The question that spawned this problem:
A bucket has two white and one black marble. You will continuously draw marbles from the bucket until you get a white, but if you draw a black you put it and an extra black back into the bucket. If we let X = # of draws, find P(X=k) and show the function is a PDF.
X seems to me to be a discrete random variable as the set of values it can take on is {1, 2, 3 ... }, the set of positive integers. However, the set of values is countably infinite, which is preventing me from using the simple steps to show the probability distribution when the set finite.
 A: The simple thing to do is to calculate small cases, detect a pattern, and generalize.
For instance, the probability that you would only need to draw once is $$\Pr[X = 1] = \frac{2}{3},$$ because the initial state of the bucket is $2$ white and $1$ black.
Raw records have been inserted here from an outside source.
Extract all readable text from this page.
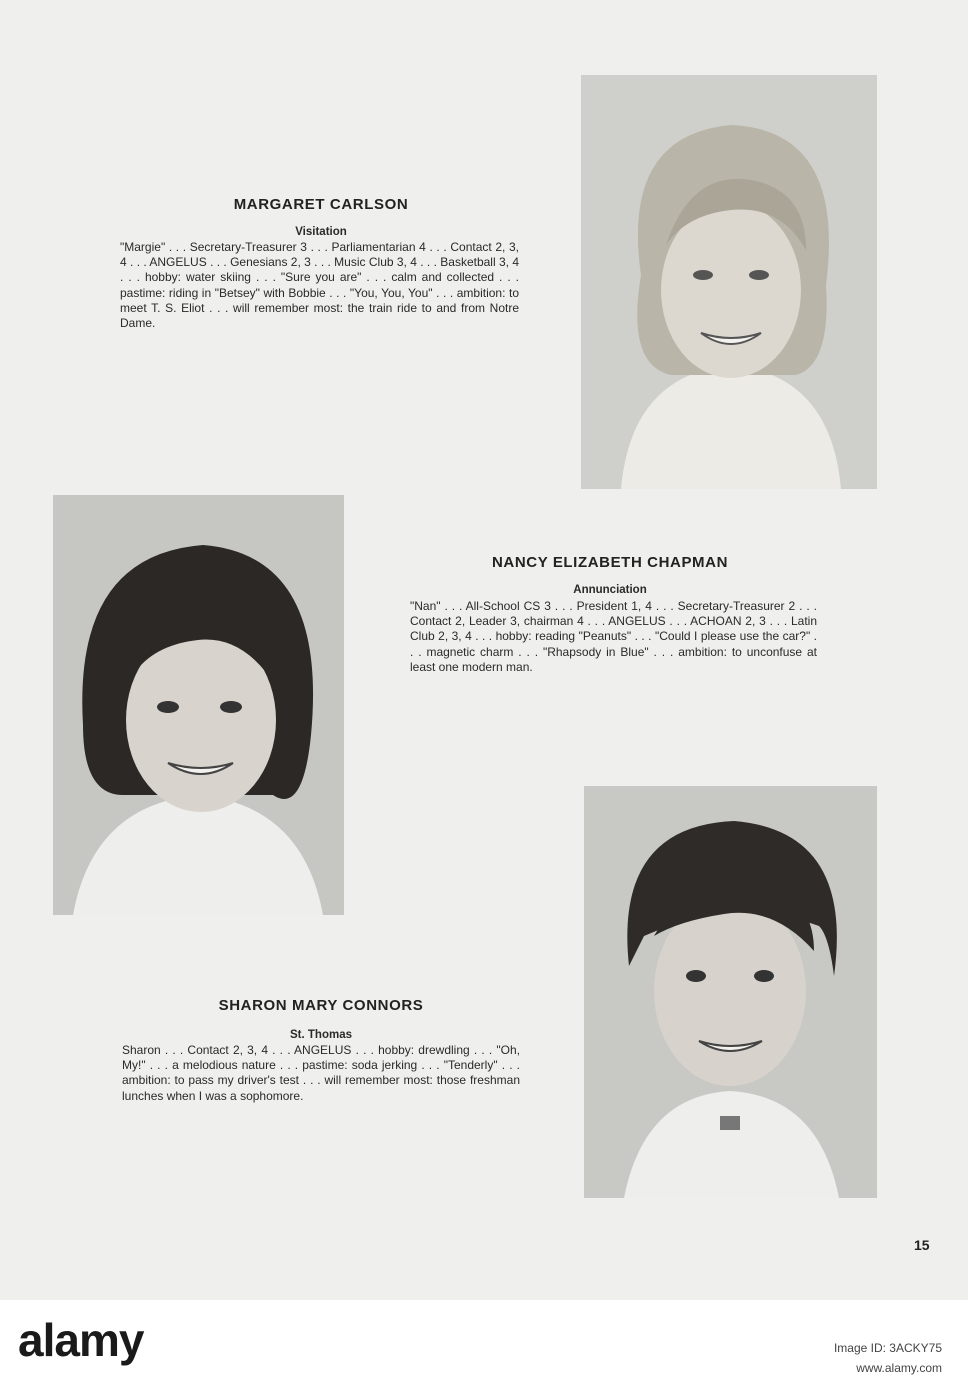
MARGARET CARLSON
Visitation

"Margie" . . . Secretary-Treasurer 3 . . . Parliamentarian 4 . . . Contact 2, 3, 4 . . . ANGELUS . . . Genesians 2, 3 . . . Music Club 3, 4 . . . Basketball 3, 4 . . . hobby: water skiing . . . "Sure you are" . . . calm and collected . . . pastime: riding in "Betsey" with Bobbie . . . "You, You, You" . . . ambition: to meet T. S. Eliot . . . will remember most: the train ride to and from Notre Dame.

NANCY ELIZABETH CHAPMAN
Annunciation

"Nan" . . . All-School CS 3 . . . President 1, 4 . . . Secretary-Treasurer 2 . . . Contact 2, Leader 3, chairman 4 . . . ANGELUS . . . ACHOAN 2, 3 . . . Latin Club 2, 3, 4 . . . hobby: reading "Peanuts" . . . "Could I please use the car?" . . . magnetic charm . . . "Rhapsody in Blue" . . . ambition: to unconfuse at least one modern man.

SHARON MARY CONNORS
St. Thomas

Sharon . . . Contact 2, 3, 4 . . . ANGELUS . . . hobby: drewdling . . . "Oh, My!" . . . a melodious nature . . . pastime: soda jerking . . . "Tenderly" . . . ambition: to pass my driver's test . . . will remember most: those freshman lunches when I was a sophomore.

15
alamy	Image ID: 3ACKY75
www.alamy.com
Thus the chance you get a white on the first draw is $2/3$, and the drawing stops upon the first draw of a white marble.
Next, the probability that you would need to draw exactly twice is $$\Pr[X = 2] = \frac{1}{3} \cdot \frac{2}{4} = \frac{1}{6},$$ because the only way to stop at 2 draws is to first fail to draw a white with probability $1/3$, and then to draw a white on the second try, which occurs with probability $2/4$ (as there are now two black marbles as a result of the first failed draw).
And now we can also easily calculate $$\Pr[X = 3] = \frac{1}{3} \cdot \frac{2}{4} \cdot \frac{2}{5} = \frac{1}{15},$$ and $$\Pr[X = 4] = \frac{1}{3} \cdot \frac{2}{4} \cdot \frac{3}{5} \cdot \frac{2}{6}.$$  And now the pattern is evident:
$$\Pr[X = n] = \frac{1}{3} \cdot \frac{2}{4} \cdot \frac{3}{5} \cdot \ldots \cdot \frac{n-1}{n+1} \cdot \frac{2}{n+2}.$$  Can we simplify this product?  Sure:  $$\Pr[X = n] = \frac{4(n-1)!}{(n+2)!} = \frac{4}{n(n+1)(n+2)}.$$
And this makes sense, because the probability that exactly $n$ draws are required to obtain the first white marble is to note that we must have $n-1$ successive draws of a black marble, followed by drawing a white.  The $k^{\rm th}$ draw of a black marble, conditioned on the previous $k-1$ failures, occurs with probability $\frac{1}{3} \frac{2}{4} \frac{3}{6} \cdots \frac{k}{k+2}$.
The only thing remaining to check is that $$\sum_{n=1}^\infty \Pr[X = n] = 1;$$ in other words, that this probability mass function is in fact a valid one.  This is not terribly difficult to do--here is a hint:  $$\frac{4}{n(n+1)(n+2)} = 2 \left( \frac{1}{n} - \frac{1}{n+1} - \frac{1}{n+1} + \frac{1}{n+2} \right).$$
A: \begin{align}
\Pr(\text{W on 1st trial}) & = \frac 2 3 \\[10pt]
\Pr(\text{W on 2nd trial}\mid \text{B on 1st}) & = \frac 2 4 \\[10pt]
\Pr(\text{W on 3rd} \mid \text{B on 1st & 2nd}) & = \frac 2 5 \\[10pt]
\Pr(\text{W on 4th} \mid \text{B on 1st 3}) & = \frac 2 6 \\[10pt]
\Pr(\text{W on 5th} \mid \text{B on 1st 4}) & = \frac 2 7 \\
& \,\,\,\,\vdots 
\end{align}
So for example,
$$
\Pr(X=6) = \left(1 - \frac 2 3\right)\left(1 - \frac 2 4 \right)\left(1 - \frac 2 5 \right) \left(1 - \frac 2 6\right)\left( 1- \frac 2 7 \right)\cdot\frac 2 8.
$$
Next you might wonder if there's a closed form.
A: Just to get you on track:


*

*$P(X=1)=\frac23$

*$P(X=2)=\frac13\frac24$

*$P(X=3)=\frac13\frac24\frac25$

*$P(X=4)=\frac13\frac24\frac35\frac26$


Do you see why?
Do you recognize a pattern that enables you to find a closed form for $P(X=k)$?
You are also asked to show that $\sum_{k=1}^{\infty}P(X=k)=1$ wich shows that you are dealing with a probability mass function (a PMF), and not a probability density function (a PDF).
That means that almost surely a white marble will be drawn once.